L’inquiétude sur le climat se manifeste de plus en plus chez les étudiants et les jeunes diplômés et qui finissent par rejoindre les lycéens qui défilent, une fois par semaine, dans les rues, en séchant leurs cours.

Depuis six mois, des marches pour le climat rassemblent des milliers de jeunes, à Paris et dans plusieurs villes d’Europe, certains font grève tous les vendredis pour soutenir cette action, dont certains sociologues étudient les causes.

Ce qui frappe d’abord, c’est l’extrême jeunesse de la majorité des participants, le cœur des manifestations est constitué d’adolescents, issus des milieux urbains plutôt aisés.

Même en France où la mobilisation est plus marquée chez les étudiants, les plus jeunes se mobilisent fortement, avec des premières prises de parole.

Nés à l’aube des années des année 2000, ces jeunes ont connu la jonction des crises économiques et portent un regard particulier au temps présent dont ils sentent la finitude, l’approche de la fin.

Ils ont grandi dans une forme d’incertitude avec ce sentiment d’urgence de la montée des questions écologiques, restées sans réponse.

Après les thématiques sociales et économiques, le malaise est plus existentialiste et porte davantage sur la question de la marche du monde et de l’humanité, qu’ils sentent menacée.

Les jeunes générations savent qu’ils ne peuvent que compter sur leurs capacités de changement, en considérant de ne plus rien avoir à attendre de leurs ainés, c’est une forme d’inversion générationnelle qui est à l’œuvre aujourd’hui, sur les questions climatiques et environnementales.

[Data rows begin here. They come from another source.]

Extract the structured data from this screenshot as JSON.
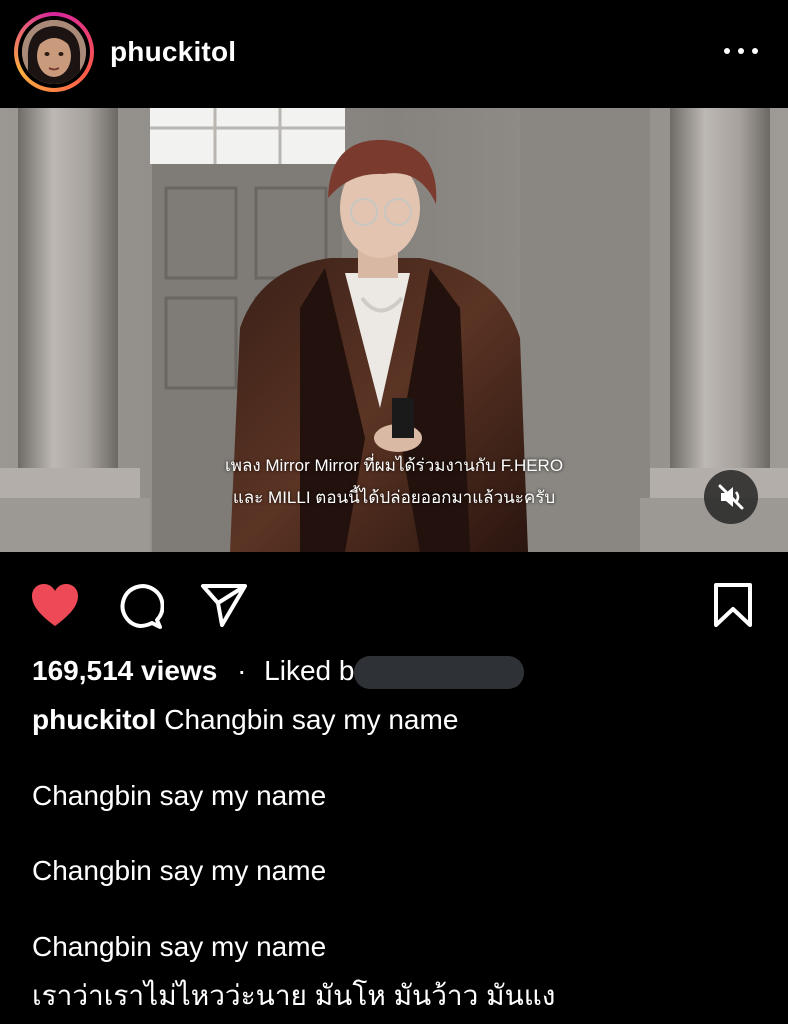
{
  "header": {
    "username": "phuckitol",
    "more_icon": "more-horizontal-icon"
  },
  "video": {
    "subtitle_line1": "เพลง Mirror Mirror ที่ผมได้ร่วมงานกับ F.HERO",
    "subtitle_line2": "และ MILLI ตอนนี้ได้ปล่อยออกมาแล้วนะครับ",
    "mute_icon": "muted-speaker-icon"
  },
  "actions": {
    "like_icon": "heart-filled-icon",
    "like_color": "#ed4956",
    "comment_icon": "comment-icon",
    "share_icon": "send-icon",
    "save_icon": "bookmark-icon"
  },
  "stats": {
    "views": "169,514 views",
    "separator": "·",
    "liked_prefix": "Liked b"
  },
  "caption": {
    "username": "phuckitol",
    "first_line": "Changbin say my name",
    "lines": [
      "Changbin say my name",
      "Changbin say my name",
      "Changbin say my name",
      "เราว่าเราไม่ไหวว่ะนาย มันโห มันว้าว มันแง"
    ]
  }
}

Dans leur mouvement sur le climat, on retrouve dans nombre de slogans, la dénonciation d’un passé qui grève le futur, le refus d’un héritage marqué à la fois par la dette et le doute, ce qui fait qu’il ne faut pas opposer le mouvement des gilets jaunes à ce mouvement pour, le climat, qui sont deux formes de critiques systémiques, ayant les mêmes racines.

Pendant ce temps la vie continue, les émissions de gaz à effet de serre, loin d’attendre leur pic augment régulièrement et avec elles le réchauffement climatiques dont les conséquences finiront par devenir insupportables dans es zones de plus en plus étendues.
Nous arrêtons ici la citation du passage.